MANAMA?Bahraini police firing shotguns and tear gas crushed the camp in Manama of a month-old pro-democracy protest on Wednesday in an operation that left five dead and sparked Shiite outrage across the region.
The violence prompted US President Barack Obama, whose country is a close ally of Bahrain, to express "deep concern," as his secretary of state said the deployment of Gulf troops to quell political unrest was the wrong response.
Early on Wednesday morning, hundreds of riot police backed by tanks and helicopters assaulted demonstrators in Manama's Pearl Square, clearing the symbolic heart of the uprising in the strategic Gulf kingdom.
The Shiite opposition, which has been the backbone of protests demanding political change, said three demonstrators were killed in the raid, while the government said two police died in hit-and-run attacks by opposition motorists.
"We now have three martyrs," Khalil Marzouk, deputy head of the Al-Wefaq movement and a member of parliament, told AFP. He added that the situation was "catastrophic," with hospitals closed off and Shiite villages surrounded.
The violence came a day after King Hamad, supported by troops who arrived on Tuesday along with armored vehicles from Saudi Arabia and the United Arab Emirates, declared a three-month state of emergency in his Sunni-ruled state.
In the wake of the violence, Obama telephoned King Hamad and King Abdullah of Saudi Arabia to express "deep concern" about the crackdown, his spokesman said.
Clinton criticized the Gulf deployment, in remarks to journalists in Cairo.
She said it was "the wrong track. And we believe that a long-term solution is only possible through a political process."
"What is happening in Bahrain is alarming, and it is unfortunately diverting attention and effort away from the political and economic track. That is the only way forward to resolve the legitimate differences of the Bahrainis themselves."
Police and troops on Wednesday fanned out across the city where protests and gatherings were banned and a dusk-to-dawn curfew was slapped on the business district, which had been under the protesters' control for three days.
Shiite villages around the city remained cut off by the security forces and phone lines were down. A curfew was announced in central Manama from 4:00 p.m. to 4:00 a.m.
Human rights activists said medics seeking to tend to wounded Shiites had been beaten by police, injured people left untreated, and security forces blocked access to hospitals.
Bahrain's Health Minister Nizar Baharna, a Shiite, announced his resignation after police burst into a Manama hospital and 12 Shiite judges also stepped down in protest at what they termed the "excessive use of force."
Police arrived at Pearl Square in tanks and buses before moving in on the mainly Shiite Muslim demonstrators, who had been camped out in the square for a month.

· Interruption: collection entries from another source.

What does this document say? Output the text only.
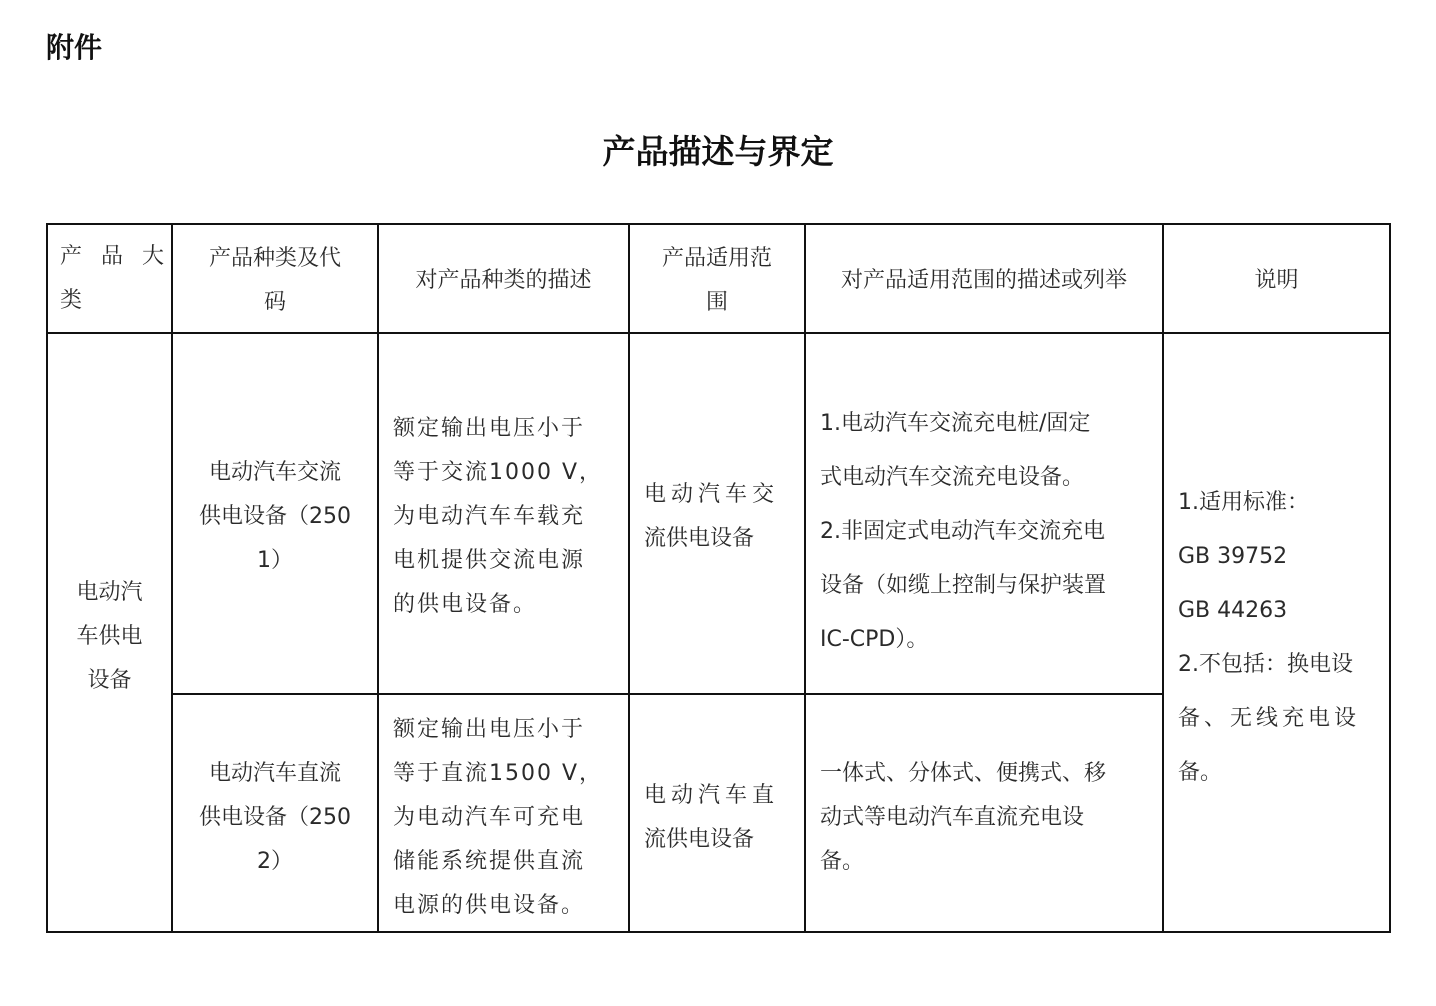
附件
产品描述与界定
产 品 大
类
产品种类及代
码
对产品种类的描述
产品适用范
围
对产品适用范围的描述或列举	说明
电动汽
车供电
设备
电动汽车交流
供电设备（250
1）
额定输出电压小于
等于交流1000 V，
为电动汽车车载充
电机提供交流电源
的供电设备。
电动汽车交
流供电设备
1.电动汽车交流充电桩/固定
式电动汽车交流充电设备。
2.非固定式电动汽车交流充电
设备（如缆上控制与保护装置
IC-CPD）。
电动汽车直流
供电设备（250
2）
额定输出电压小于
等于直流1500 V，
为电动汽车可充电
储能系统提供直流
电源的供电设备。
电动汽车直
流供电设备
一体式、分体式、便携式、移
动式等电动汽车直流充电设
备。
1.适用标准：
GB 39752
GB 44263
2.不包括：换电设
备、无线充电设
备。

Thick clouds of black smoke mixed with tear gas over the area as the protesters' tents were set on fire.
As helicopters hovered overhead, troops then entered the nearby financial center to clear it of demonstrators' roadblocks and the handfuls of protesters still remaining after clashes there on Sunday injured more than 200 people.
Shots were heard as troops escorted a bulldozer into the Financial Harbour business complex, the center of a regional finance hub that hosts major international banks and multinational corporations.
The protesters are demanding reform from the Sunni dynasty that has ruled the strategic archipelago ? a US ally and home of the US Fifth Fleet ? for more than 200 years.
Opposition chief Sheikh Ali Salman said the US-backed, Sunni Muslim regime was acting like Libyan strongman Moammar Gadhafi and using "extreme brutality" against ordinary people.
As the upheaval dragged in regional rivals and the United States, Iranian President Mahmoud Ahmadinejad condemned the intervention of Saudi-led forces to prop up the Al-Khalifa royal family as "foul and doomed."
Iran's Defense Minister Ahmad Vahidi said the Bahraini leadership had committed a "strategic and political" blunder and warned that the intervention would cost its "legitimacy."
"Such actions will increase tensions and undermine regional stability and security," said the defense minister of Shiite Iran.
The spiritual guide of Iraq's majority Shiites, Grand Ayatollah Ali al-Sistani, "appealed to Bahraini authorities to stop violence against unarmed citizens" and called instead for Manama to turn to "peaceful methods."
In Beirut, hundreds of supporters of the Shiite militant group Hezbollah held a rally to denounce the Saudi military intervention.
Around 16 people have been killed since the protests started in Pearl Square last month, as mainly Shiite activists took to the streets emboldened by revolts that toppled autocratic regimes in Tunisia and Egypt.